> Kswapd has been seen to get busy for minutes. I used the kernel
> profiler with a minor mod, to analyse what kswapd is doing during this
> time. I think that everyone agrees that it is probably running too
> often, but I wanted to see what it was doing when my system froze.
>
> Eric
> please cc at et@rocketship1.com
>
>
>
>
>
> My test case is simple, esentially the below loop:
>
> =================================================
> 32-bit int array = malloc(1.2 gigs of mem);
> for(I=0; I < 1.2gig/4 ; I++){
> array[I] = I;
> }
> =================================================
>
>
>
> =================================================
> Findings (with approximate numbers):
> =================================================
>
> The time spent in kswapd is almost entirely in scan_swap_map (normally inlined in swapfile.c).

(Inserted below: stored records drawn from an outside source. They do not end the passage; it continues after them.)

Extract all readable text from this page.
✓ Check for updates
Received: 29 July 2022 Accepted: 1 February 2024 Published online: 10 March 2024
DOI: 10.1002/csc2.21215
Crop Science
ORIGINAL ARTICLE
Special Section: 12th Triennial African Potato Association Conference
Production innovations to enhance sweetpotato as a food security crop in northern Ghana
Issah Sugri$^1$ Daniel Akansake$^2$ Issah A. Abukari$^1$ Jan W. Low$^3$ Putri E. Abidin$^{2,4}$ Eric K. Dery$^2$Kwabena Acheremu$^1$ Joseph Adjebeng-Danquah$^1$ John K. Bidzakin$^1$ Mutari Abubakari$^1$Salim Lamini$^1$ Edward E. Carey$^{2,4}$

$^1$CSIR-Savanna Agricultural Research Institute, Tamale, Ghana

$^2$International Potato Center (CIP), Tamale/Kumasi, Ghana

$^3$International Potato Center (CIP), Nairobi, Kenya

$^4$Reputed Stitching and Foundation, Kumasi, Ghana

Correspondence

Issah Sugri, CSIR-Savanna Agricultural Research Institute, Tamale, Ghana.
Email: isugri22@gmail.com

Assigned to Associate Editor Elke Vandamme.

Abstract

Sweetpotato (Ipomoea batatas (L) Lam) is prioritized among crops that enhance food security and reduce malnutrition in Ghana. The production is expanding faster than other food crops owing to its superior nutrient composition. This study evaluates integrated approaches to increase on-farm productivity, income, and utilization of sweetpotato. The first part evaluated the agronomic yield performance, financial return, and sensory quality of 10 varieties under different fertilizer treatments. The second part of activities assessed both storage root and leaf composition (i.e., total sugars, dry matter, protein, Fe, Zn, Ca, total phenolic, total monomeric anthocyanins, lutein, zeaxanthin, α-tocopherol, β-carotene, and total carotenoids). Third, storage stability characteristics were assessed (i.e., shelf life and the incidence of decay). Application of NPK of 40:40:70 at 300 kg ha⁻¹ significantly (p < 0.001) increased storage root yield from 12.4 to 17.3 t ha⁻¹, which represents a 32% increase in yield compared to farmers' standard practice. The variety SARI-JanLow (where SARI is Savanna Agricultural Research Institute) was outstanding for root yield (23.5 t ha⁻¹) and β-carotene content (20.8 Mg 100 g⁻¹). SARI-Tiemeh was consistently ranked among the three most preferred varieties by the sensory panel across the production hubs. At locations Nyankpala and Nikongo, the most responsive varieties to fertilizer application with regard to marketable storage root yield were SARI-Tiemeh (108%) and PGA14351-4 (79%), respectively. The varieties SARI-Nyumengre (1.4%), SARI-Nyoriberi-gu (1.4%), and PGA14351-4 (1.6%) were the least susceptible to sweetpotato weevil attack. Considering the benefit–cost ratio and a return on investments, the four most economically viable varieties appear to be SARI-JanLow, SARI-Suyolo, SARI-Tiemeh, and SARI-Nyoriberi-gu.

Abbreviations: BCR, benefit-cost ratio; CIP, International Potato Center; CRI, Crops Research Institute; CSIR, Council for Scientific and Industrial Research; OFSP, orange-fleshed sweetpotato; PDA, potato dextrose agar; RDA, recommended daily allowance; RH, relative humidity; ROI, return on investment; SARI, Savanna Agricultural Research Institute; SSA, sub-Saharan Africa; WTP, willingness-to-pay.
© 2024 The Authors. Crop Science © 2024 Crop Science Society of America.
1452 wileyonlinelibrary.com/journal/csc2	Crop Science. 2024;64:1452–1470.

> Note that it is called like this:
>
> swap_device_lock(p);
> offset = scan_swap_map(p, count);
> swap_device_unlock(p);
>
> What does swap_device_lock lock, could it explain why nothing else runs while kswapd is scanning?
We hold the pagetable lock for the mm when scanning it.
> Over a typical run, scan_swap_map was called 461k (461,000) times.
> Only .6k times did it find a completely empty cluster (approx 1 /
> 1000). 175k times it found a free page, 286k times it did not find a
> free page. In this test, the clustering code is not finding many
> clusters, but seems to be doing a lot of work. The swapfile cluster
> value is 256 (perhaps this should become a tuning variable).
That code was written a long time ago.
I started to write a new clustering scheme for swapping 4h ago.
I'll post code as soon as I get it stable.